In sintesi l’Antico Pastificio Benedetto Cavalieri è da tutti unanimemente riconosciuto come sinonimo di pasta di prima qualità apprezzata in tutto il mondo e prodotta ancora oggi con il metodo di lavorazione originale.

Ma quanto costa la Pasta dell’Antico Pastificio Benedetto Cavalieri

Le confezioni della Pasta dell’Antico Pastificio Benedetto Cavalieri costano 3,12 euro e pesano 500 grammi ovvero un chilo di pasta costa 6,24 Euro.

Ma da dove viene il grano della Pasta dell’Antico Pastificio Benedetto Cavalieri?

Anche se sulla confezione da 500 grammi della pasta dell’Antico Pastificio Benedetto Cavalieri si può leggere Maglie – Terra d’Otranto – Italia io non ho trovato alcun riferimento sulla provenienza geografica del grano duro. Già perché in Italia la pasta si può fare solo di grano duro infatti la legislazione italiana (Legge n. 580 del 1967) prevede che la pasta secca debba essere fabbricata solo ed esclusivamente con semola di grano duro. Qualsiasi aggiunta, anche se parziale, di grano tenero costituisce una frode. Non è però così in altri Paesi in cui è possibile utilizzare la farina di grano tenero anche per la pasta.

Chiarezza sulla provenienza della materia prima

Intanto cominciamo con l’affermare che non è chiaramente scritta sulla confezione da 500 grammi di pasta dell’Antico Pastificio Benedetto Cavalieri la provenienza geografica del grano con cui si fa la farina da cui si fa la pasta. Quindi il grano duro che viene molito e trasformato in farina che poi sarà successivamente trasformata in pasta potrebbe avere qualunque provenienza. Ma anche ammettendo che l’Antico Pastificio Benedetto Cavalieri utilizzi per la produzione della pasta solo grano della Provincia di Lecce dovremmo fare un po’ di conticini.

I conti non tornano

Ho già scritto che una confezione da 500 grammi di pasta dell’Antico Pastificio Benedetto Cavalieri costa 3,12 euro come è possibile verificare al link http://www.pedrelli.com/it/prodotti/id/4034 ovvero 6mila240 euro alla tonnellata. Mentre un produttore di grano duro della Provincia di Lecce vende una tonnellata di grano duro nella migliore delle ipotesi a 270 euro la tonnellata come si può verificare al link http://www.ilgranoduro.it/userfiles/quotazione%2027a%20settimana%202011.pdf

Una filiera della pasta tutta del Salento leccese

Sarebbe bello per un proprietario di paesaggio rurale coltivare grano, è una coltivazione facile, si ara, si semina, si concima e si raccoglie. E sarebbe bello sapere che dalle tre tonnellate che il buon Dio con la Sua provvidenza regala a noi umani si potrebbe ottenere un reddito in grado di far vivere tante famiglie. Per farlo c’è bisogno di mettere tutto insieme il grano duro del Salento leccese e comunicare i dati della produzione. Sempre insieme si dovrebbero trasformare le 87mila tonnellate di grano duro del Salento leccese in farina. Un buon impianto di macinazione ha una resa del 60-64% di semola e dell’8-12% in farinette. Il Salento leccese è in grado di dare 55mila tonnellate di farina! E che fare delle 50 mila tonnellate di pasta?

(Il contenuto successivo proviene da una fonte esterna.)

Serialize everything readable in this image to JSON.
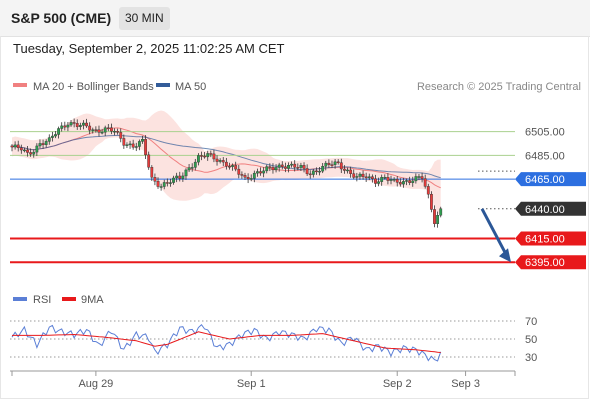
{
  "header": {
    "symbol": "S&P 500 (CME)",
    "timeframe": "30 MIN",
    "timestamp": "Tuesday, September 2, 2025 11:02:25 AM CET"
  },
  "legend": {
    "ma20_label": "MA 20 + Bollinger Bands",
    "ma50_label": "MA 50",
    "copyright": "Research © 2025 Trading Central"
  },
  "colors": {
    "candle_up": "#2e9e4f",
    "candle_down": "#e63b3b",
    "ma20": "#f08080",
    "ma50": "#335c99",
    "bollinger_fill": "#fbd9d6",
    "resistance_line": "#a9d18e",
    "pivot_line": "#2c6fe0",
    "support_line": "#e8191b",
    "arrow": "#2b5797",
    "rsi": "#5b7fd6",
    "rsi_ma": "#e8191b"
  },
  "chart_data": {
    "type": "line",
    "title": "S&P 500 (CME) 30 MIN",
    "x_tick_labels": [
      "Aug 29",
      "Sep 1",
      "Sep 2",
      "Sep 3"
    ],
    "y_range": [
      6380,
      6535
    ],
    "price_series": {
      "name": "price",
      "x": [
        0,
        3,
        5,
        7,
        9,
        12,
        15,
        18,
        21,
        24,
        27,
        30,
        33,
        36,
        39,
        42,
        45,
        48,
        51,
        54,
        57,
        60,
        63,
        66,
        69,
        72,
        75,
        78,
        81,
        84,
        87,
        90,
        93,
        96,
        99,
        102,
        105,
        108,
        111,
        114,
        117,
        120,
        123,
        126,
        129,
        132,
        134,
        136,
        138
      ],
      "y": [
        6492,
        6490,
        6486,
        6490,
        6495,
        6497,
        6507,
        6513,
        6510,
        6509,
        6506,
        6507,
        6505,
        6496,
        6493,
        6496,
        6465,
        6460,
        6463,
        6466,
        6475,
        6483,
        6485,
        6482,
        6478,
        6472,
        6465,
        6470,
        6472,
        6474,
        6477,
        6476,
        6474,
        6470,
        6474,
        6477,
        6478,
        6472,
        6466,
        6467,
        6464,
        6466,
        6462,
        6463,
        6465,
        6466,
        6450,
        6430,
        6440
      ]
    },
    "rsi_series": {
      "name": "RSI",
      "x": [
        0,
        4,
        8,
        12,
        16,
        20,
        24,
        28,
        32,
        36,
        40,
        44,
        46,
        50,
        54,
        58,
        62,
        66,
        70,
        74,
        78,
        82,
        86,
        90,
        94,
        98,
        102,
        106,
        110,
        114,
        118,
        122,
        126,
        130,
        134,
        136,
        138
      ],
      "y": [
        52,
        60,
        44,
        63,
        58,
        55,
        60,
        42,
        60,
        38,
        55,
        52,
        35,
        44,
        62,
        58,
        65,
        40,
        44,
        55,
        60,
        50,
        58,
        55,
        50,
        62,
        60,
        45,
        52,
        38,
        42,
        35,
        40,
        38,
        30,
        26,
        33
      ]
    },
    "rsi_ma_series": {
      "name": "9MA",
      "x": [
        0,
        10,
        20,
        30,
        40,
        46,
        50,
        60,
        70,
        80,
        90,
        100,
        110,
        120,
        130,
        138
      ],
      "y": [
        54,
        54,
        55,
        52,
        48,
        42,
        44,
        58,
        50,
        54,
        54,
        56,
        48,
        40,
        38,
        35
      ]
    },
    "rsi_range": [
      20,
      80
    ],
    "rsi_levels": [
      "70",
      "50",
      "30"
    ],
    "levels": [
      {
        "value": 6505,
        "label": "6505.00",
        "kind": "resistance"
      },
      {
        "value": 6485,
        "label": "6485.00",
        "kind": "resistance"
      },
      {
        "value": 6465,
        "label": "6465.00",
        "kind": "pivot"
      },
      {
        "value": 6440,
        "label": "6440.00",
        "kind": "last"
      },
      {
        "value": 6415,
        "label": "6415.00",
        "kind": "support"
      },
      {
        "value": 6395,
        "label": "6395.00",
        "kind": "support"
      }
    ],
    "forecast": {
      "from": 6440,
      "to": 6395
    }
  }
}
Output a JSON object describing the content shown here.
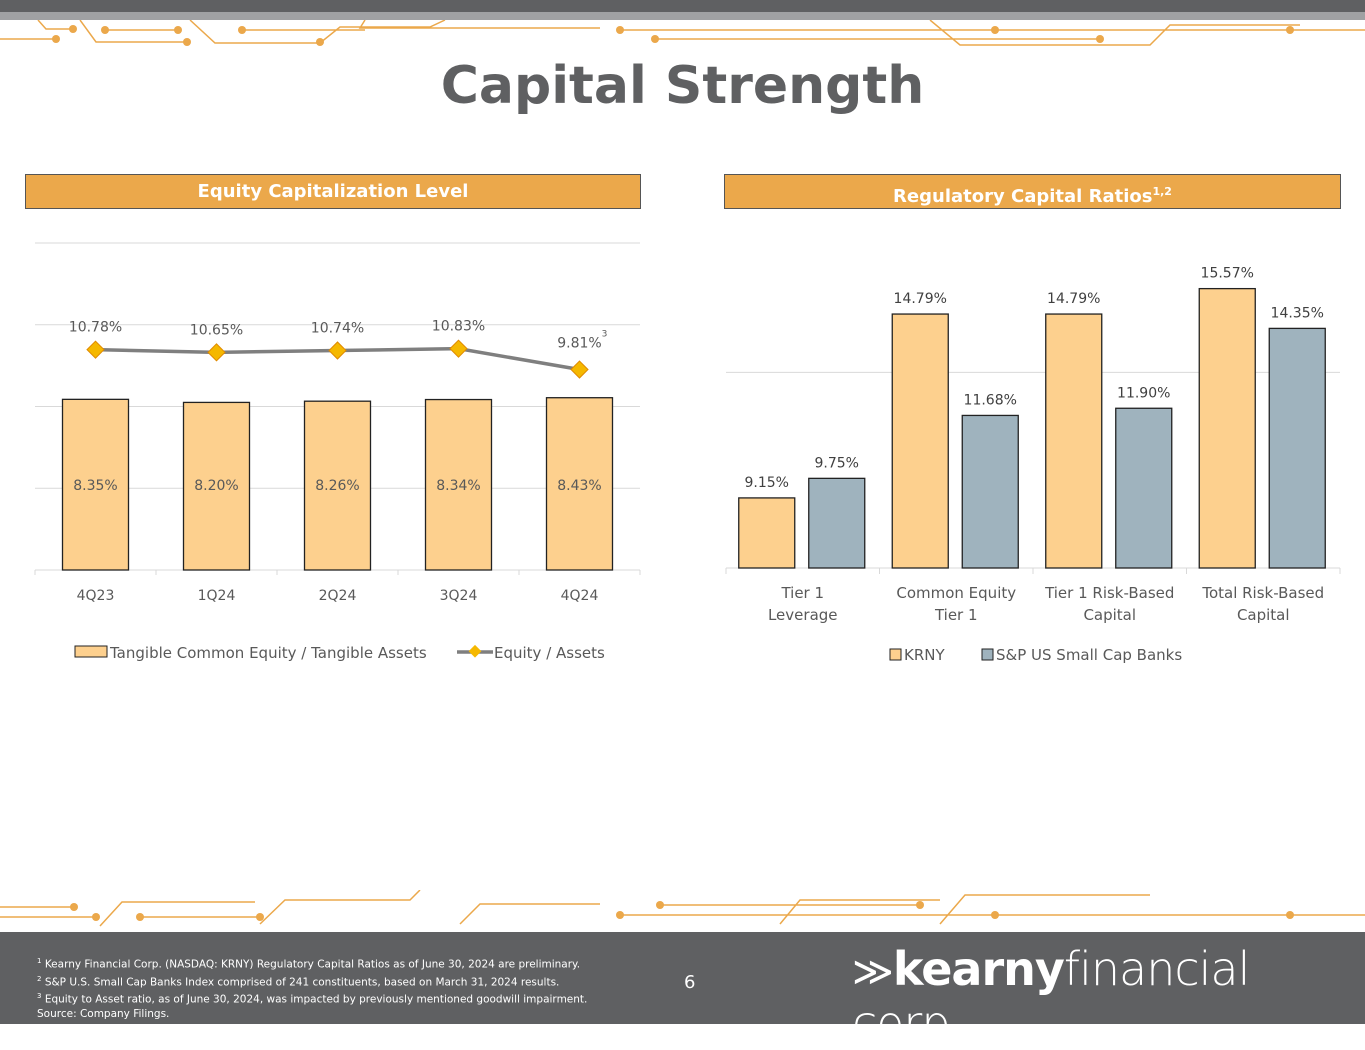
{
  "title": "Capital Strength",
  "left_header": "Equity Capitalization Level",
  "right_header": {
    "text": "Regulatory Capital Ratios",
    "sup": "1,2"
  },
  "chart_data": [
    {
      "type": "bar",
      "categories": [
        "4Q23",
        "1Q24",
        "2Q24",
        "3Q24",
        "4Q24"
      ],
      "series": [
        {
          "name": "Tangible Common Equity / Tangible Assets",
          "type": "bar",
          "values": [
            8.35,
            8.2,
            8.26,
            8.34,
            8.43
          ],
          "labels": [
            "8.35%",
            "8.20%",
            "8.26%",
            "8.34%",
            "8.43%"
          ]
        },
        {
          "name": "Equity / Assets",
          "type": "line",
          "values": [
            10.78,
            10.65,
            10.74,
            10.83,
            9.81
          ],
          "labels": [
            "10.78%",
            "10.65%",
            "10.74%",
            "10.83%",
            "9.81%"
          ]
        }
      ],
      "annotation": "3",
      "ylim": [
        0,
        16
      ],
      "grid": true,
      "legend": "bottom",
      "colors": {
        "bar": "#fdd08e",
        "line": "#7f7f7f",
        "marker": "#f5b800"
      }
    },
    {
      "type": "bar",
      "categories": [
        [
          "Tier 1",
          "Leverage"
        ],
        [
          "Common Equity",
          "Tier 1"
        ],
        [
          "Tier 1 Risk-Based",
          "Capital"
        ],
        [
          "Total Risk-Based",
          "Capital"
        ]
      ],
      "series": [
        {
          "name": "KRNY",
          "values": [
            9.15,
            14.79,
            14.79,
            15.57
          ],
          "labels": [
            "9.15%",
            "14.79%",
            "14.79%",
            "15.57%"
          ]
        },
        {
          "name": "S&P US Small Cap Banks",
          "values": [
            9.75,
            11.68,
            11.9,
            14.35
          ],
          "labels": [
            "9.75%",
            "11.68%",
            "11.90%",
            "14.35%"
          ]
        }
      ],
      "ylim": [
        7,
        19
      ],
      "grid": true,
      "legend": "bottom",
      "colors": {
        "KRNY": "#fdd08e",
        "S&P US Small Cap Banks": "#9fb3be"
      }
    }
  ],
  "footer": {
    "notes": [
      {
        "sup": "1",
        "text": "Kearny Financial Corp. (NASDAQ: KRNY) Regulatory Capital Ratios as of June 30, 2024 are preliminary."
      },
      {
        "sup": "2",
        "text": "S&P U.S. Small Cap Banks Index comprised of 241 constituents, based on March 31, 2024 results."
      },
      {
        "sup": "3",
        "text": "Equity to Asset ratio, as of June 30, 2024, was impacted by previously mentioned goodwill impairment."
      },
      {
        "sup": "",
        "text": "Source: Company Filings."
      }
    ],
    "page": "6",
    "logo": "kearny financial corp."
  }
}
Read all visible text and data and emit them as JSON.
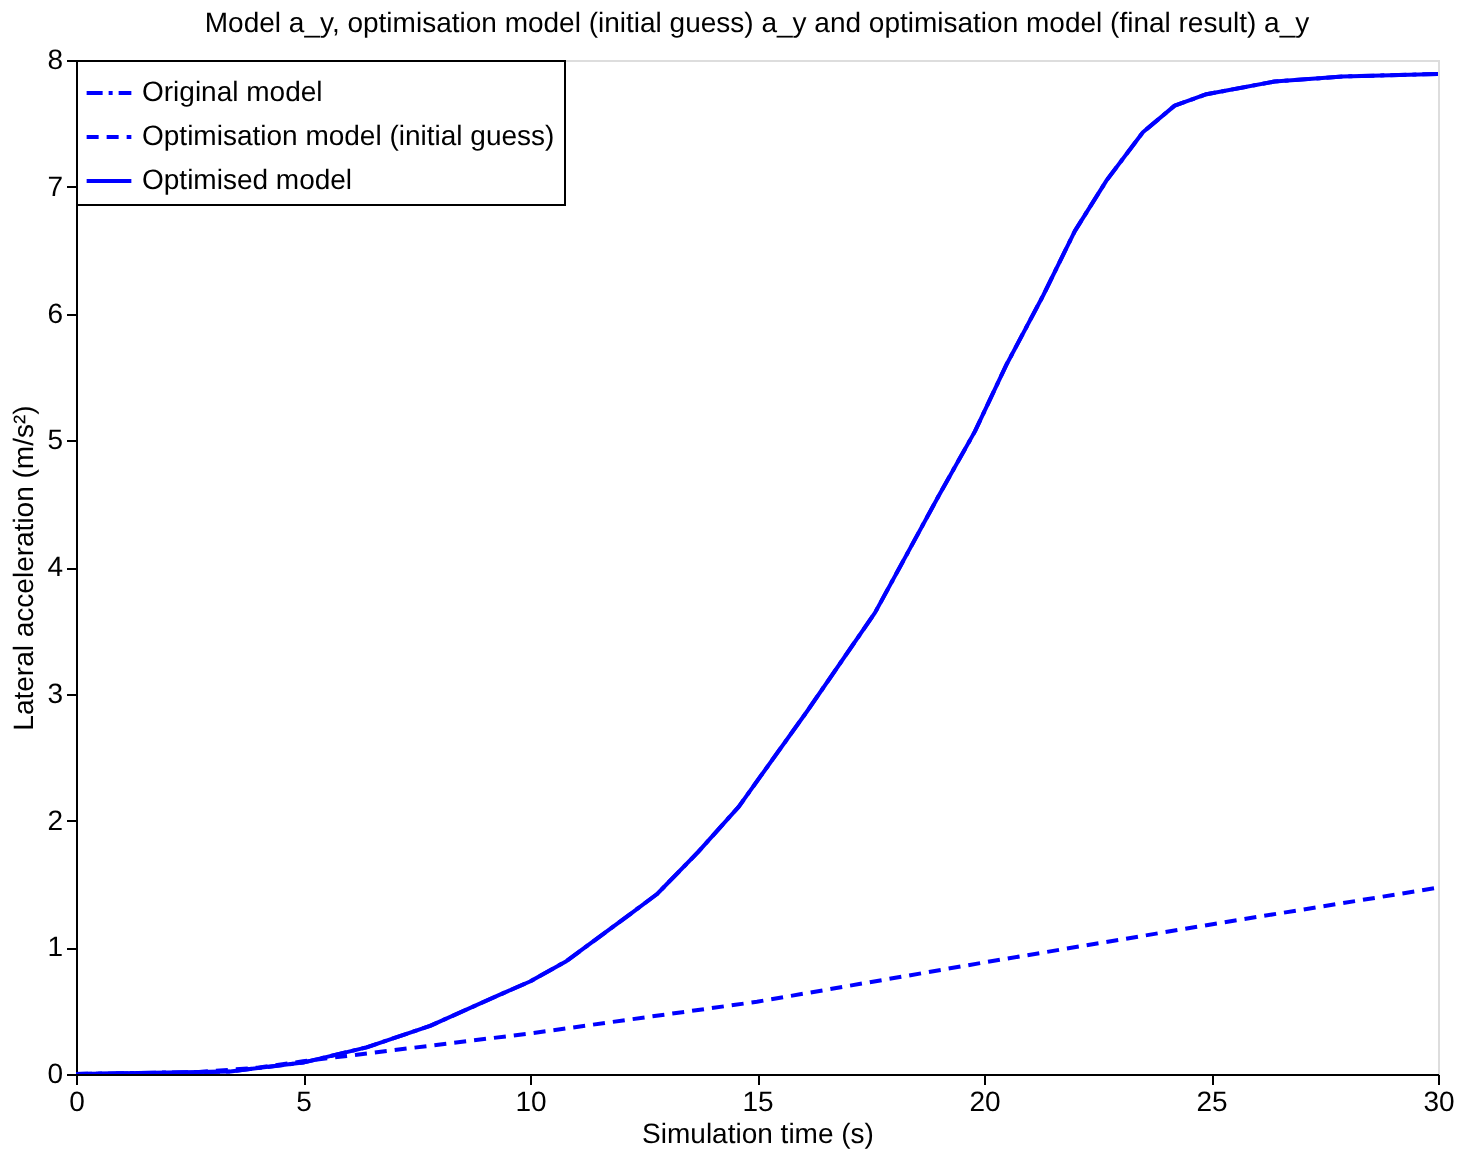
{
  "chart_data": {
    "type": "line",
    "title": "Model a_y, optimisation model (initial guess) a_y and optimisation model (final result) a_y",
    "xlabel": "Simulation time (s)",
    "ylabel": "Lateral acceleration (m/s²)",
    "xlim": [
      0,
      30
    ],
    "xticks": [
      0,
      5,
      10,
      15,
      20,
      25,
      30
    ],
    "ylim": [
      0,
      8
    ],
    "yticks": [
      0,
      1,
      2,
      3,
      4,
      5,
      6,
      7,
      8
    ],
    "grid": false,
    "legend": "top left",
    "marker": "none",
    "series": [
      {
        "name": "Original model",
        "color": "#0000ff",
        "line_style": "dashdot",
        "x": [
          0,
          3.4,
          5,
          6.4,
          7.8,
          9.3,
          10,
          10.8,
          12.2,
          12.8,
          13.7,
          14.6,
          16.1,
          17.6,
          19,
          19.8,
          20.5,
          21.3,
          22,
          22.7,
          23.5,
          24.2,
          24.9,
          26.4,
          27.9,
          30
        ],
        "values": [
          0,
          0.02,
          0.09,
          0.21,
          0.38,
          0.62,
          0.73,
          0.89,
          1.26,
          1.42,
          1.75,
          2.11,
          2.86,
          3.64,
          4.56,
          5.07,
          5.6,
          6.14,
          6.65,
          7.05,
          7.43,
          7.64,
          7.73,
          7.83,
          7.87,
          7.89
        ]
      },
      {
        "name": "Optimisation model (initial guess)",
        "color": "#0000ff",
        "line_style": "dashed",
        "x": [
          0,
          2.5,
          4,
          5,
          10,
          15,
          20,
          25,
          30
        ],
        "values": [
          0,
          0.01,
          0.05,
          0.1,
          0.32,
          0.57,
          0.88,
          1.18,
          1.47
        ]
      },
      {
        "name": "Optimised model",
        "color": "#0000ff",
        "line_style": "solid",
        "x": [
          0,
          3.4,
          5,
          6.4,
          7.8,
          9.3,
          10,
          10.8,
          12.2,
          12.8,
          13.7,
          14.6,
          16.1,
          17.6,
          19,
          19.8,
          20.5,
          21.3,
          22,
          22.7,
          23.5,
          24.2,
          24.9,
          26.4,
          27.9,
          30
        ],
        "values": [
          0,
          0.02,
          0.09,
          0.21,
          0.38,
          0.62,
          0.73,
          0.89,
          1.26,
          1.42,
          1.75,
          2.11,
          2.86,
          3.64,
          4.56,
          5.07,
          5.6,
          6.14,
          6.65,
          7.05,
          7.43,
          7.64,
          7.73,
          7.83,
          7.87,
          7.89
        ]
      }
    ]
  }
}
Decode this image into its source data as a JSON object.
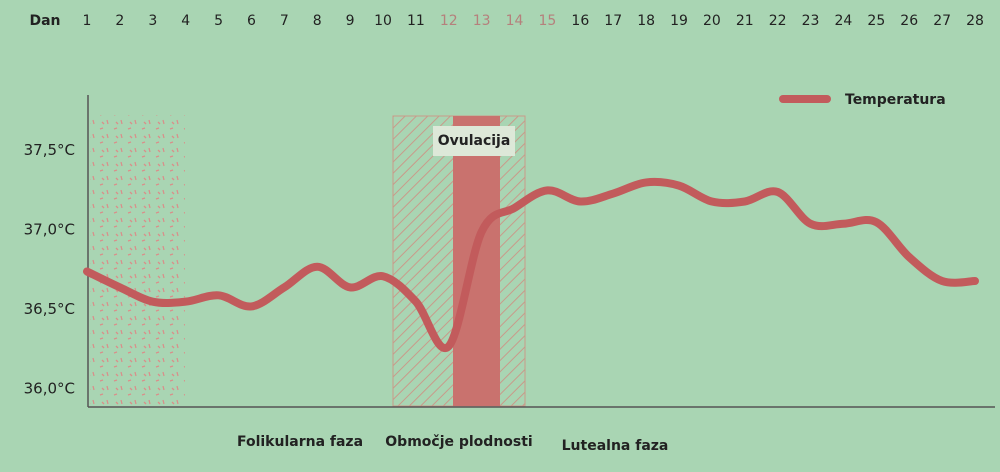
{
  "chart_data": {
    "type": "line",
    "x_label": "Dan",
    "categories": [
      "1",
      "2",
      "3",
      "4",
      "5",
      "6",
      "7",
      "8",
      "9",
      "10",
      "11",
      "12",
      "13",
      "14",
      "15",
      "16",
      "17",
      "18",
      "19",
      "20",
      "21",
      "22",
      "23",
      "24",
      "25",
      "26",
      "27",
      "28"
    ],
    "series": [
      {
        "name": "Temperatura",
        "color": "#c25b5c",
        "values": [
          36.74,
          36.64,
          36.55,
          36.55,
          36.59,
          36.52,
          36.64,
          36.77,
          36.64,
          36.71,
          36.55,
          36.27,
          36.99,
          37.14,
          37.25,
          37.18,
          37.23,
          37.3,
          37.28,
          37.18,
          37.18,
          37.24,
          37.04,
          37.04,
          37.05,
          36.83,
          36.68,
          36.68
        ]
      }
    ],
    "ylim": [
      35.9,
      37.85
    ],
    "yticks": [
      {
        "value": 36.0,
        "label": "36,0°C"
      },
      {
        "value": 36.5,
        "label": "36,5°C"
      },
      {
        "value": 37.0,
        "label": "37,0°C"
      },
      {
        "value": 37.5,
        "label": "37,5°C"
      }
    ],
    "annotations": {
      "ovulation": "Ovulacija",
      "follicular": "Folikularna faza",
      "fertile": "Območje plodnosti",
      "luteal": "Lutealna faza"
    },
    "legend": "top-right"
  }
}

Il consumo della pasta del Salento leccese

L’Italia, con oltre 3.1 milioni di tonnellate prodotte e 28 kg di consumo medio pro capite annuo, figura come il Paese leader indiscusso della tradizione pastaia. Ogni 10 piatti di pasta sfornati a ogni longitudine e latitudine, ben 3 sono infatti realizzati con pasta italiana. Quindi noi 800mila abitanti del Salento leccese potremmo auto consumare circa la metà della pasta prodotta ovvero 25mila tonnellate delle 55mila se scegliessimo da consumare in casa solo pasta prodotta con il grano duro del Salento leccese. Vi lascio pensare che cosa significhi conquistare anche un solo mercato estero! Una coltivazione facile diverrebbe anche una coltivazione che da la ricchezza! Una filiera tutta del Salento leccese è la soluzione! Le Organizzazioni professionali dei produttori agricoli dovrebbero lavorare su questa ipotesi e sin d’ora metto a disposizione l’Associazione Dottori in Scienze Agrarie e Forestali della Provincia di Lecce che ho l’onore di presiedere per costruire insieme un progetto che sta in piedi con le sue gambe e senza finanziamenti da parte di nessuno!